Se llevó a las bestias inocentes, pero no les arrebató la vida. ¿Se puede esperar que este mismo Dios sin conciencia, este desposeído moral, se convierta en maestro de moral, de dulzura, de mansedumbre, de justicia, de pureza? Parece imposible, extravagante; pero escúchenlo. Estas son sus propias palabras:

  • “Bienaventurados los pobres de espíritu, porque de ellos es el Reino de los Cielos.
  • Bienaventurados los que lloran, porque ellos recibirán consolación.
  • Bienaventurados los mansos, porque ellos recibirán la tierra por heredad
  • Bienaventurados los que tienen hambre y sed de justicia, porque ellos serán saciados.
  • Bienaventurados los misericordiosos, porque ellos alcanzarán la misericordia.
  • Bienaventurados los limpios de corazón, porque ellos verán a Dios.
  • Bienaventurados los pacificadores, porque ellos serán llamados hijos de Dios.
  • Bienaventurados los que padecen persecución por causa de la justicia, porque de ellos es el Reino de los Cielos.
  • Bienaventurados sois cuando por mi causa os vituperen y os persigan, y digan toda clase de mal contra vosotros, mintiendo”.

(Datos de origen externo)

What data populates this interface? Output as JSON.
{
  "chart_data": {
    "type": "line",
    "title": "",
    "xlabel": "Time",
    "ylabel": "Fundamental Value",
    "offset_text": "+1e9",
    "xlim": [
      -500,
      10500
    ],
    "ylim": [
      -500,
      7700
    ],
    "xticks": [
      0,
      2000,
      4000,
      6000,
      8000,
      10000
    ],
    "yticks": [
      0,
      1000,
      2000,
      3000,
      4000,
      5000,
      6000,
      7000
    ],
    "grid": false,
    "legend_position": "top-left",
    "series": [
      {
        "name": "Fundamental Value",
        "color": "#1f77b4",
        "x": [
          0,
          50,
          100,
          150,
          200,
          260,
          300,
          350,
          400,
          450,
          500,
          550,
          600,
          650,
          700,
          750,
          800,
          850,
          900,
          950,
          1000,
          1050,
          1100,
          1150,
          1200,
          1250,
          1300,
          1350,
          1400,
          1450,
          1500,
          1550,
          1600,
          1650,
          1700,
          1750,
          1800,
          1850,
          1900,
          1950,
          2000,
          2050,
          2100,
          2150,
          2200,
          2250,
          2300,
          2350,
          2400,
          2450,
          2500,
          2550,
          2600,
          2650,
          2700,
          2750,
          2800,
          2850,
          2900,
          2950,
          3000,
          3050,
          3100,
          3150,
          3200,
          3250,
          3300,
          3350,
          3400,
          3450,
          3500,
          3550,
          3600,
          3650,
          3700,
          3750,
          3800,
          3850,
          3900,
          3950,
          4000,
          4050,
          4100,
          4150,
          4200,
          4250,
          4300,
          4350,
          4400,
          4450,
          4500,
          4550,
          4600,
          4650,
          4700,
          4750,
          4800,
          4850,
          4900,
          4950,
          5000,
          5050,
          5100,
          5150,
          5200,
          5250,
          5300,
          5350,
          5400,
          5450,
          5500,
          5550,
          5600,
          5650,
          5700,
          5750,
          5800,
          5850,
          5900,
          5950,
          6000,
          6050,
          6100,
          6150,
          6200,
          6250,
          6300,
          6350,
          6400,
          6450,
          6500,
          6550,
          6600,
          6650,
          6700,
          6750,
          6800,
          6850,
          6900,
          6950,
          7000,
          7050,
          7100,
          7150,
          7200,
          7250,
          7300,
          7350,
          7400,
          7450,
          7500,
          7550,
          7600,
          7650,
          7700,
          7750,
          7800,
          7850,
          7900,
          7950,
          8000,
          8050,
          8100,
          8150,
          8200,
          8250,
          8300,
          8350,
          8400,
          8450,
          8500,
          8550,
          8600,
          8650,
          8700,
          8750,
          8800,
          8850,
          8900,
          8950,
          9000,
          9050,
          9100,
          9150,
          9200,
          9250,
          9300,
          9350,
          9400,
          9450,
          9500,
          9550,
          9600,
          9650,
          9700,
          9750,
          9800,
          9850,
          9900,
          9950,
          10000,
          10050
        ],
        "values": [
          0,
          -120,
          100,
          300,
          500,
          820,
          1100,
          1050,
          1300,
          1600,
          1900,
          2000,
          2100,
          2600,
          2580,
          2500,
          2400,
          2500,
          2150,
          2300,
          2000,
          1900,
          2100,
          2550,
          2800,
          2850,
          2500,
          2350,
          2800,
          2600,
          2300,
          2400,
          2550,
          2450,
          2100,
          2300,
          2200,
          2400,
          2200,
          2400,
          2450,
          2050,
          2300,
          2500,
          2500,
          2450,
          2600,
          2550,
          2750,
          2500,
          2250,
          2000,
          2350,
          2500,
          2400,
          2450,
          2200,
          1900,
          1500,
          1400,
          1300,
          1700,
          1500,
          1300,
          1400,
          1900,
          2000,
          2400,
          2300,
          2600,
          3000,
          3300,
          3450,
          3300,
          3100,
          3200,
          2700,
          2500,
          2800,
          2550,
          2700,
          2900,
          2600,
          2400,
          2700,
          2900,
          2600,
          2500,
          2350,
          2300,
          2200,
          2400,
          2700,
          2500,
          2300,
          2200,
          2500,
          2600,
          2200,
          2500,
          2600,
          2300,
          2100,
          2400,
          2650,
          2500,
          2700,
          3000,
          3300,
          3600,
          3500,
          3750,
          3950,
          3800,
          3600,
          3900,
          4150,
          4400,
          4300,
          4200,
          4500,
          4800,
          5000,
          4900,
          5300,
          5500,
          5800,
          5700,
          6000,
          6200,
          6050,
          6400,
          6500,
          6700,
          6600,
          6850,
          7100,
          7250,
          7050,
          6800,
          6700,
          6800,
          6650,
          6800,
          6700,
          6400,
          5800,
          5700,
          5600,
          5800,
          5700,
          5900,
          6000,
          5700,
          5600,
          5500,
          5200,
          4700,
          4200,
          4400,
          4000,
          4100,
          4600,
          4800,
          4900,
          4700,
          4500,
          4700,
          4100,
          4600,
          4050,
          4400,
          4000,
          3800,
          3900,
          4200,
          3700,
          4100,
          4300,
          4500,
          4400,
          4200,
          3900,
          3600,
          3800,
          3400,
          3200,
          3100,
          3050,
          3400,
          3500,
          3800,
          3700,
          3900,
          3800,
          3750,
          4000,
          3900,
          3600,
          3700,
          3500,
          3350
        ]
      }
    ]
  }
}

Los labios que pronunciaron esos inmensos sarcasmos, esas hipocresías gigantescas son exactamente los mismos que ordenaron la masacre total, tanto de hombres, niños y animales madianitas; la destrucción masiva de casas y pueblos, el destierro masivo de las vírgenes a una esclavitud inmunda e indescriptible. Esta es la misma Persona que atrajo sobre los madianitas las diabólicas crueldades que fueron repetidas por los pieles rojas, detalle por detalle, en Minnesota, muchos siglos más tarde. El episodio madianita lo llenó de alegría, lo mismo que el de Minnesota, o lo hubiera evitado.

Las bienaventuranzas y los capítulos de Números y Deuteronomio citados, siempre deberían ser leídos juntos desde el púlpito; entonces la congregación tendría un retrato completo del Padre Celestial. Sin embargo, no he conocido un solo caso de un sacerdote que lo hiciera.